To start off im a fairly novice shooter and new to bow tuning. Early this spring I got my DL corrected at the local pro shop and was feeling pretty comfortable with the bow. I was able to shoot a lot of arrows this spring and was starting to feel comfortable shooting from 60-65yds but I was noticing that the arrows were not comming out of the bow straight so after some online research I tried paper tuning and was able to in a few adjustments consistently shoot bullet holes in my paper. In paper tuning the bow I had moved my nocking point up the string so when I went outside to sight in again my peep sight was low as well as my kisser so I removed the kisser feeling as confident as ever in my form and moved my peep up to where it felt natural again. As I start sighting im having to increase my elevation to a point where I run out of elevation adjustment on the sight and started moving pins around, still to hit at 30yds I have to use my 40yd pin. Ive exhausted what little knowledge I have of bow tuning and in need of some sound advice. The only thing I can think of is maybe my string is finally worked in and may have stretched just enough to throw everything off as my peep did just start sliding up the string last week so I had to try it in.
Thanks


----------



## aread (Dec 25, 2009)

What sight are you using?

Some can be brought closer to the riser.


----------



## GPHunt11 (May 7, 2014)

That thought dawned on me a little late I am able to move the sight closer to the riser but im all out of wack so going to take to the pro shop and get it renocked and leveled out at square again and start over bringing the sight closer to the riser this time.
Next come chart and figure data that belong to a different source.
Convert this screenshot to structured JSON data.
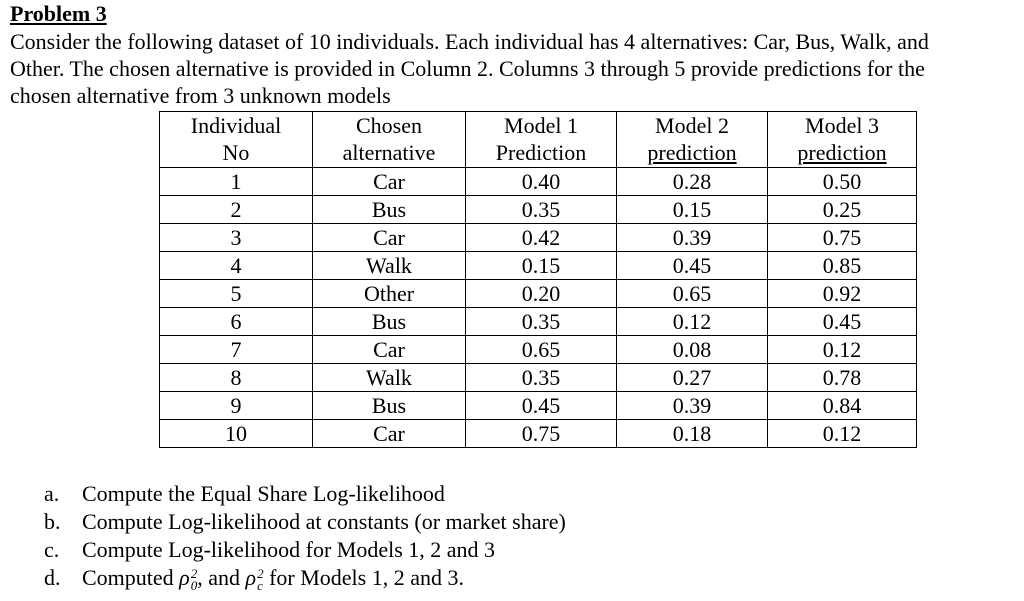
{
  "problem": {
    "title": "Problem 3",
    "intro_lines": [
      "Consider the following dataset of 10 individuals. Each individual has 4 alternatives: Car, Bus, Walk, and",
      "Other. The chosen alternative is provided in Column 2. Columns 3 through 5 provide predictions for the",
      "chosen alternative from 3 unknown models"
    ]
  },
  "table": {
    "headers": {
      "individual": [
        "Individual",
        "No"
      ],
      "chosen": [
        "Chosen",
        "alternative"
      ],
      "model1": [
        "Model 1",
        "Prediction"
      ],
      "model2": [
        "Model 2",
        "prediction"
      ],
      "model3": [
        "Model 3",
        "prediction"
      ]
    },
    "rows": [
      {
        "no": "1",
        "chosen": "Car",
        "m1": "0.40",
        "m2": "0.28",
        "m3": "0.50"
      },
      {
        "no": "2",
        "chosen": "Bus",
        "m1": "0.35",
        "m2": "0.15",
        "m3": "0.25"
      },
      {
        "no": "3",
        "chosen": "Car",
        "m1": "0.42",
        "m2": "0.39",
        "m3": "0.75"
      },
      {
        "no": "4",
        "chosen": "Walk",
        "m1": "0.15",
        "m2": "0.45",
        "m3": "0.85"
      },
      {
        "no": "5",
        "chosen": "Other",
        "m1": "0.20",
        "m2": "0.65",
        "m3": "0.92"
      },
      {
        "no": "6",
        "chosen": "Bus",
        "m1": "0.35",
        "m2": "0.12",
        "m3": "0.45"
      },
      {
        "no": "7",
        "chosen": "Car",
        "m1": "0.65",
        "m2": "0.08",
        "m3": "0.12"
      },
      {
        "no": "8",
        "chosen": "Walk",
        "m1": "0.35",
        "m2": "0.27",
        "m3": "0.78"
      },
      {
        "no": "9",
        "chosen": "Bus",
        "m1": "0.45",
        "m2": "0.39",
        "m3": "0.84"
      },
      {
        "no": "10",
        "chosen": "Car",
        "m1": "0.75",
        "m2": "0.18",
        "m3": "0.12"
      }
    ]
  },
  "questions": [
    {
      "letter": "a.",
      "text": "Compute the Equal Share Log-likelihood"
    },
    {
      "letter": "b.",
      "text": "Compute Log-likelihood at constants (or market share)"
    },
    {
      "letter": "c.",
      "text": "Compute Log-likelihood for Models 1, 2 and 3"
    },
    {
      "letter": "d.",
      "text_before": "Computed ",
      "rho0": "ρ",
      "rho0_sup": "2",
      "rho0_sub": "0",
      "text_mid": ", and ",
      "rhoc": "ρ",
      "rhoc_sup": "2",
      "rhoc_sub": "c",
      "text_after": " for Models 1, 2 and 3."
    }
  ]
}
Thanks for the input.


----------



## Huntinsker (Feb 9, 2012)

A lot of sights have a mounting bracket that you can flip over to gain more vertical adjustment. That could help in your case too.


----------



## GPHunt11 (May 7, 2014)

The sight is Black Gold- Rush and ill have to look to see if I can flip it


----------



## Huntinsker (Feb 9, 2012)

Nope the Rush is one sight that has a straight bracket and that's it.


----------



## mike 66 (Jan 21, 2010)

sounds like a peep issue to me... here is how to check your peep.... shoot a few arrows .on your last arrow dig your knuckles in the jaw bone HARD ..shoot it . then reload come to full draw while closing both eyes hit your anchor spot///WITHOUT moving your head open your eyes.. the peep should be PERFECT in the sight a halo... do this a few times..peep alignment is VERY important....keep the string to the tip of your nose if the bow will allow it..... it never moves its always in the same spot, where kissers can be manipulated..


----------



## GPHunt11 (May 7, 2014)

Thanks for the input I took to the pro shop this morning and reset the bow and did some peper tuning and everything seems to be backs on track


----------